After modelling and simulation of a technological or economical process the ultimate goal is the computation of optimal process parameters and solving problems of optimal control in this respect. In this main application area, methods of PDE-constrained optimal control, control of differential algebraic equations, and stochastic optimal control are employed in a variety of applications in technology and economy. These applications may range from basic production processes such as welding and hardening to the design of diffractive structures and simulation tasks in process engineering industry to optimal decision in financial environments such as financial (energy) derivatives, energy production and storage.
Diffractive optical elements employ the controlled use of light propagation on microstructered interfaces. They perform functions unattainable with traditional elements and can be applied in diffractive measurement technique, spectroscopy, astronomy, optical communication techniques, and information processing. For the design of such elements, Maxwell`s equations have to be solved and special optimization algorithms are to be adapted.
Optimization problems in energy management are concerned with the planning of production and distribution of different energy sources (power, gas), in order to cover a given customer's demand. In this context, the consideration of uncertainties (e.g., loads, meteorological parmeters, prices) in transportation networks represents a major challenge. The aim is to find cost optimal decisions which are robust at the same time with respect to uncertainties. The additional consideration of markets and the physica of energy transport then lead to risk-averse optimal control problems with equilibrium constraints.
In the area of procuction, there is a huge demand for planning and optimization tools that allow for an accelerated re-planning and reconfiguration of complex production facilities. In this context, the key words are "digital factory" or "Industry 4.0", which represents the transition to a connected, widely self-organized industrial production. This interconnectivity allows not only for the optimization of individual production steps, but also of the entire value chain.
Calibration of realistic stock and interest rate models is of prime importance. While standard Libor interest rate products such as caps and swaptions can be priced (quasi-) analytically in a simple Libor market model, it is impossible to match cap and swaption volatility smiles and skews observed in the markets using this model. Moreover, after the financial crisis the Libor rate could not be considered risk free anymore.
Devices in our environment are increasingly networked. The exchange of data in these networks carries both opportunities and risks. Smart devices such as smartphones or self-driving cars play a special role. On the other hand, networks like the Internet of Things are made up of many simple devices. We study random mobile communication networks in terms of fundamental characteristics such as connectivity, capacity, and throughput. The focus is on the investigation of probabilities of extreme system overload, the spread of data in the network and strategies for more efficient data transmission.
Derivatives of complex structured financial instruments with early exercise features (e.g.
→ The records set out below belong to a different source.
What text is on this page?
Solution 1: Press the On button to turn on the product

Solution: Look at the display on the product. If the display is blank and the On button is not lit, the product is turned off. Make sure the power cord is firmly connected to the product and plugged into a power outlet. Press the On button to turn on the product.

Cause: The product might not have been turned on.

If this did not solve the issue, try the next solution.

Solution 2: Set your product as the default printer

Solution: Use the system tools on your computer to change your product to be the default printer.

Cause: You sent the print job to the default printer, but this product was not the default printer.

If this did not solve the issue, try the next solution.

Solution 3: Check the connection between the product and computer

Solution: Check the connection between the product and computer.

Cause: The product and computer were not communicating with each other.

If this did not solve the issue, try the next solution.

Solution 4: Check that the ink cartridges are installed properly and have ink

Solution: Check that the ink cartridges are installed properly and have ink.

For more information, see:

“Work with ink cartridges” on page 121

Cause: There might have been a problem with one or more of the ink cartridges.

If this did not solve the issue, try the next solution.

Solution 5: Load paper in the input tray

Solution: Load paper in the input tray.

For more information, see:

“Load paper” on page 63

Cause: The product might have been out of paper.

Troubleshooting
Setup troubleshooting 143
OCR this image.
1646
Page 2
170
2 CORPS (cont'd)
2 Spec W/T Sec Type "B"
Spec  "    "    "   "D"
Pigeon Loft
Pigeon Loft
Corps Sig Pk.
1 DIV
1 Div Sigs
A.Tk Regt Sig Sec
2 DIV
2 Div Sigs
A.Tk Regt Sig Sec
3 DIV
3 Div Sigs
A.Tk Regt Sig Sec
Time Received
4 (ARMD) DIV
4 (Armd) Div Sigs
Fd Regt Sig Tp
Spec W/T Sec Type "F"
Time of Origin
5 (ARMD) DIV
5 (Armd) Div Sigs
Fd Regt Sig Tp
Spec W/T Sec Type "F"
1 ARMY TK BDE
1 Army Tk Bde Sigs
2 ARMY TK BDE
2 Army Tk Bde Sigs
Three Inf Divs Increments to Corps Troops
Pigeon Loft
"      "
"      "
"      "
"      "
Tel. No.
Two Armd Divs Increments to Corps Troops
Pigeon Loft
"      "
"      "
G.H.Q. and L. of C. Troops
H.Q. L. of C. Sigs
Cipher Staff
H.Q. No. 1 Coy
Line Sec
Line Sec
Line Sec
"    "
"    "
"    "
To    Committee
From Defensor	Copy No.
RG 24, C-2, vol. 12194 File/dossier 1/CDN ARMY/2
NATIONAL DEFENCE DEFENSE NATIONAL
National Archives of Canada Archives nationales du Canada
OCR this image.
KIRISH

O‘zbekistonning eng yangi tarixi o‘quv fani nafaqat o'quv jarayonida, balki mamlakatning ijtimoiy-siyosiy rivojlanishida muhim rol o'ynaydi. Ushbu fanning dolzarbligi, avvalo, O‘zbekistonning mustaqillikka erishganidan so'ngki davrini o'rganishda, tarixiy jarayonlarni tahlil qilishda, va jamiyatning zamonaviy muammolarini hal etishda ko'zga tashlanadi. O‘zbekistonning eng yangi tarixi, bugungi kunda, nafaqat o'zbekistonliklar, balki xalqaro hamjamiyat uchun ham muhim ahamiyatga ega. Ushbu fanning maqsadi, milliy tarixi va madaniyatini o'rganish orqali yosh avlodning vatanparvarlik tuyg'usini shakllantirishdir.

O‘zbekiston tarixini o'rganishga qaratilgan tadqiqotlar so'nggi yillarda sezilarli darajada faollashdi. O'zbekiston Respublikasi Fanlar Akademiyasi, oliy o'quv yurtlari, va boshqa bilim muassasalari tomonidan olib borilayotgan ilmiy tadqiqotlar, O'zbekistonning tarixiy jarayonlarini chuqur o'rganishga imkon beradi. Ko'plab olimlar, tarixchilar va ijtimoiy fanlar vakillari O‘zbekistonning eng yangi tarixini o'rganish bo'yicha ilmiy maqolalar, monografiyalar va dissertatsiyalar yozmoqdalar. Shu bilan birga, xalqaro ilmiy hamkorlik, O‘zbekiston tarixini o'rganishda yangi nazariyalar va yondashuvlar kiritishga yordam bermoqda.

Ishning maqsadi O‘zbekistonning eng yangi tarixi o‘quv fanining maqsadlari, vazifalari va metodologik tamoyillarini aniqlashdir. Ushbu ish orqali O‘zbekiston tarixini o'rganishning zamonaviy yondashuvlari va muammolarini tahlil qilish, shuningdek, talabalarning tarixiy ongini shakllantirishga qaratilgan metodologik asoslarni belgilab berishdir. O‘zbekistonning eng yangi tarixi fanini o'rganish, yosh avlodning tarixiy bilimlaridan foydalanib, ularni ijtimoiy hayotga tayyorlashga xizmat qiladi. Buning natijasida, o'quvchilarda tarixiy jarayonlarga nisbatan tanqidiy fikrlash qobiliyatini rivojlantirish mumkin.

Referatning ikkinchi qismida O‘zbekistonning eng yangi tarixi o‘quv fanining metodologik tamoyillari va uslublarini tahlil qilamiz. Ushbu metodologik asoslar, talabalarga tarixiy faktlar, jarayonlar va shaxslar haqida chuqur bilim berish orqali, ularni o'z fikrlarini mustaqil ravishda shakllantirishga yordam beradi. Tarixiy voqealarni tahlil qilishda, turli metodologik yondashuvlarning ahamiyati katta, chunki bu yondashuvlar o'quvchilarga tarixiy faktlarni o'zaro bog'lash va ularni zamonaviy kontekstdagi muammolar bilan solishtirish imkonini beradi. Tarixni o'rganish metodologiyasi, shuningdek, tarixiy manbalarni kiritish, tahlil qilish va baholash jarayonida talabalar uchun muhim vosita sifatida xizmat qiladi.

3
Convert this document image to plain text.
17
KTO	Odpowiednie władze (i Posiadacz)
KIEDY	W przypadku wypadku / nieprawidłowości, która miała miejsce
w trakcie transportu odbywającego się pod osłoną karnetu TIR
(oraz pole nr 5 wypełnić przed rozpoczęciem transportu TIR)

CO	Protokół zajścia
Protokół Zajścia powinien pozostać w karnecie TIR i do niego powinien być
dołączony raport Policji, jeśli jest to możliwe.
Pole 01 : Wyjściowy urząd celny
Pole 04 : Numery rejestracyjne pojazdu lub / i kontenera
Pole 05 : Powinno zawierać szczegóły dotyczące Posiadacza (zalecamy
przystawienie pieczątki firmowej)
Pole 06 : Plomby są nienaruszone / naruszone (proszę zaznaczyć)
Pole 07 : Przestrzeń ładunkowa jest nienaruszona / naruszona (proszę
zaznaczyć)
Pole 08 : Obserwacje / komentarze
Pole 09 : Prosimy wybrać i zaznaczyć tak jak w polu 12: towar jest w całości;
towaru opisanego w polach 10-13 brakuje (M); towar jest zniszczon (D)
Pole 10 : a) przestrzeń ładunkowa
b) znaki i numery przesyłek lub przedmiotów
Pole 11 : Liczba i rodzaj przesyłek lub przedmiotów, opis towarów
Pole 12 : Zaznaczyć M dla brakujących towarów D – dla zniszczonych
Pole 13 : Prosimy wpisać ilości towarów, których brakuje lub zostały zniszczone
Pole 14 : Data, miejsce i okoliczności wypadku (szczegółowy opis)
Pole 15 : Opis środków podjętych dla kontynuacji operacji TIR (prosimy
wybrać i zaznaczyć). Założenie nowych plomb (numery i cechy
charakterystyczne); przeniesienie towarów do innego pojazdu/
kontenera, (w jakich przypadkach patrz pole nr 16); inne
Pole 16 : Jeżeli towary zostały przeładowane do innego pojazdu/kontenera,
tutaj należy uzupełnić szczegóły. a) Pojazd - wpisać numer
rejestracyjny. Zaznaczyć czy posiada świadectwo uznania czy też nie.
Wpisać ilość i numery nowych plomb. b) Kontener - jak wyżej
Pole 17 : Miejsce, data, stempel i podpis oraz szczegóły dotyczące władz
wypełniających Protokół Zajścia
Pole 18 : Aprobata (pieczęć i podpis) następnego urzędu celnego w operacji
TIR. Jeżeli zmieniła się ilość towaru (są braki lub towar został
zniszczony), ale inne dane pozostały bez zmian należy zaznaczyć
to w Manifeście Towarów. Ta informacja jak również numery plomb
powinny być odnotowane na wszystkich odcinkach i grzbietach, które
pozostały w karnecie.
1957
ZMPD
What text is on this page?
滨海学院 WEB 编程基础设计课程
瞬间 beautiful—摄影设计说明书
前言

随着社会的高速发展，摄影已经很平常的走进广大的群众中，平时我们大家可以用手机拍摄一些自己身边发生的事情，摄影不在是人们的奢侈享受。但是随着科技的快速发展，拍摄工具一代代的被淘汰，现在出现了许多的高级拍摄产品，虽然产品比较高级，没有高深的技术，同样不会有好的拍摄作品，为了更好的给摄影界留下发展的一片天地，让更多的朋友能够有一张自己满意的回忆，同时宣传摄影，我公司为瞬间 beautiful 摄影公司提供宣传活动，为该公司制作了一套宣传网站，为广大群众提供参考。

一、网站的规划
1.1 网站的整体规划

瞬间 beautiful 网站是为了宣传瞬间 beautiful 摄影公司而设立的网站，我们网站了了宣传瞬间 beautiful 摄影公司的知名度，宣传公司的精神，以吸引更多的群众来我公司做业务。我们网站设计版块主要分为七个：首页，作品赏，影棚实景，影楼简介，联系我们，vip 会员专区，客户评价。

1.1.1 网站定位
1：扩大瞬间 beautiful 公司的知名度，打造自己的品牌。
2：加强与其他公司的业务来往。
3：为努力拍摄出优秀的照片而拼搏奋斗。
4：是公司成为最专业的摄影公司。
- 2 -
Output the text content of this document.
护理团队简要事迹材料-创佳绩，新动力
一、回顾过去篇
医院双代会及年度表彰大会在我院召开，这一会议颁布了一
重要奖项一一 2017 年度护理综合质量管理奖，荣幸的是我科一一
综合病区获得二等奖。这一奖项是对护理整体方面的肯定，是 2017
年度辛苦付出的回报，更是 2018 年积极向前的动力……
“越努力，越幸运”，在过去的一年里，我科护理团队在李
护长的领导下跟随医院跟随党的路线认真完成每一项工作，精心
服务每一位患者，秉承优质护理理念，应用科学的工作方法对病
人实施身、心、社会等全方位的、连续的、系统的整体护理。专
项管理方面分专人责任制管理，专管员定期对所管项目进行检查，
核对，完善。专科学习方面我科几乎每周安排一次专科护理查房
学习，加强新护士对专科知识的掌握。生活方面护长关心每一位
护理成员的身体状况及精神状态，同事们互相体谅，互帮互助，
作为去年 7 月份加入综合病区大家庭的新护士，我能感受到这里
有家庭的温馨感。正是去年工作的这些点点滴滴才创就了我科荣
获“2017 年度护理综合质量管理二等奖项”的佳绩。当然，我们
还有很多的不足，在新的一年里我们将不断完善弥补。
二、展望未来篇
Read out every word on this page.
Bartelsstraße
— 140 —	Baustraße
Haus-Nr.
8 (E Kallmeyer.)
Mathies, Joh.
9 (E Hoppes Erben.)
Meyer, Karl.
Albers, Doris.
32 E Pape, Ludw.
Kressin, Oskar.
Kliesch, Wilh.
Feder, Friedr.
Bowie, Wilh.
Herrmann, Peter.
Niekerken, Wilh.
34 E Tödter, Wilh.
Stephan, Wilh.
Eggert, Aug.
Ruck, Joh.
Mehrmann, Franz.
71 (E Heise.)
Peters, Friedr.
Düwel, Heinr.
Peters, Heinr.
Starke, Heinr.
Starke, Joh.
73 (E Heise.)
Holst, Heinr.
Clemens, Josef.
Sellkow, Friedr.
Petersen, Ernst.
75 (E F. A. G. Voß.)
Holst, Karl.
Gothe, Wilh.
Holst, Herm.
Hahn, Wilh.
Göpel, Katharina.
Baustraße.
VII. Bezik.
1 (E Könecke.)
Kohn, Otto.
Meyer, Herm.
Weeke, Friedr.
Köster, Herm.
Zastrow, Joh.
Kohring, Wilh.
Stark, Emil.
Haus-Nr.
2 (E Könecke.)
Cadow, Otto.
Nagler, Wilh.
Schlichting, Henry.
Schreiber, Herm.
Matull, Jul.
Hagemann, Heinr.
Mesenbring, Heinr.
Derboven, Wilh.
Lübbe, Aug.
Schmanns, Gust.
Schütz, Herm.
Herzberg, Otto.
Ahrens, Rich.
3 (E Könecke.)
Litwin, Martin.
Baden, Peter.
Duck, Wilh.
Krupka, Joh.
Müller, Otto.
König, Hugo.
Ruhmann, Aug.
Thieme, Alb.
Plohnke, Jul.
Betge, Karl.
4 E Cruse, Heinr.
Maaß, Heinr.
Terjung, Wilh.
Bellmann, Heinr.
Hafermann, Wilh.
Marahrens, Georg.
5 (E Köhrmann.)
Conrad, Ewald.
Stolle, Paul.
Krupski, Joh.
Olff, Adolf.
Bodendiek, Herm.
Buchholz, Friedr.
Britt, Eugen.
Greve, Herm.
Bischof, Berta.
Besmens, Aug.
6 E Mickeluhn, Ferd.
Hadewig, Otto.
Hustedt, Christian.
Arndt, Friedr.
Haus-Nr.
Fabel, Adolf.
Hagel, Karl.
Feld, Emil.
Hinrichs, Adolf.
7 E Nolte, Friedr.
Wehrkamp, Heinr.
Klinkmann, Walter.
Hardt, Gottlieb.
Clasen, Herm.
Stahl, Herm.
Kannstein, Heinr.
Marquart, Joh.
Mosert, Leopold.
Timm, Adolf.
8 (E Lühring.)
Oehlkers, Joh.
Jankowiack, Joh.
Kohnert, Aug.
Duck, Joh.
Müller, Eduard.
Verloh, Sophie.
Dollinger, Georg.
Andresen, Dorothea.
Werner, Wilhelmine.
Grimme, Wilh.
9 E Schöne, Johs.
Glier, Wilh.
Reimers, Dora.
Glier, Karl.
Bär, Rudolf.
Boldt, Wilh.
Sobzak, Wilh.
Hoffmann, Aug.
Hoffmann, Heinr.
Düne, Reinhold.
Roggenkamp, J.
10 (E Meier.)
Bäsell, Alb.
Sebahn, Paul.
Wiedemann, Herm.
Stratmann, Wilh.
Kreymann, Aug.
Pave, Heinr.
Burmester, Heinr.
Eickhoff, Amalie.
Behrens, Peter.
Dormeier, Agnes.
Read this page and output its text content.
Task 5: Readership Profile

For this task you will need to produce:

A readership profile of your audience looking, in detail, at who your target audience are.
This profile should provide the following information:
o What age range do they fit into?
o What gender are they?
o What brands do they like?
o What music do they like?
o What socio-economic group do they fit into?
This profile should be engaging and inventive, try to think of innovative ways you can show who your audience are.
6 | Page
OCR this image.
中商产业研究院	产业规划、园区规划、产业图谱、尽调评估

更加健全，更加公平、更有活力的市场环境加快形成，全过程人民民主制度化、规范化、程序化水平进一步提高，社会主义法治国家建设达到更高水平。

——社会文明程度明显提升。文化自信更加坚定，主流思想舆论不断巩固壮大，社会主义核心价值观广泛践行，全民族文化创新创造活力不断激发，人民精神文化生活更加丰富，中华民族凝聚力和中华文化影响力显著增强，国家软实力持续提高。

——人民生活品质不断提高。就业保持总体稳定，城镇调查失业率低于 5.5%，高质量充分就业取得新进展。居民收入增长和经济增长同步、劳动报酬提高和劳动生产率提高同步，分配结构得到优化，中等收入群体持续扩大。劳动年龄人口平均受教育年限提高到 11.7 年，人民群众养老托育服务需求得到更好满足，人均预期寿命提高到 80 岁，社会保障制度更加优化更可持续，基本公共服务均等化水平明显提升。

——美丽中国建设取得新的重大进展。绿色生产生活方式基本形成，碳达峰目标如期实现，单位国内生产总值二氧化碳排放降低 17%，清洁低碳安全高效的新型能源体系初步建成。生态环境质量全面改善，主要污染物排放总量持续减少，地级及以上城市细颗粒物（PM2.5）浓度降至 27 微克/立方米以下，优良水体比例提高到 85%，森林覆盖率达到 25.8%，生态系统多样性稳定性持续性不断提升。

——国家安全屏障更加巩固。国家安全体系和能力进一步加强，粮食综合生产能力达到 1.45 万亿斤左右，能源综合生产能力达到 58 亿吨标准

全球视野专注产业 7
American style products and energy swing options) are important instruments traded at financial and energy markets. Such products give the holder the right to exercise a cash-flow or energy unit or a stream of cash-flows (energy units) at any date before expiry. For example, an investor may buy an option to swap his floating interest rates or electricity payments for example with fixed rate payments specified in the contract. Particularly for new applications in energy markets, these solutions are extended for solving problems of optimal control.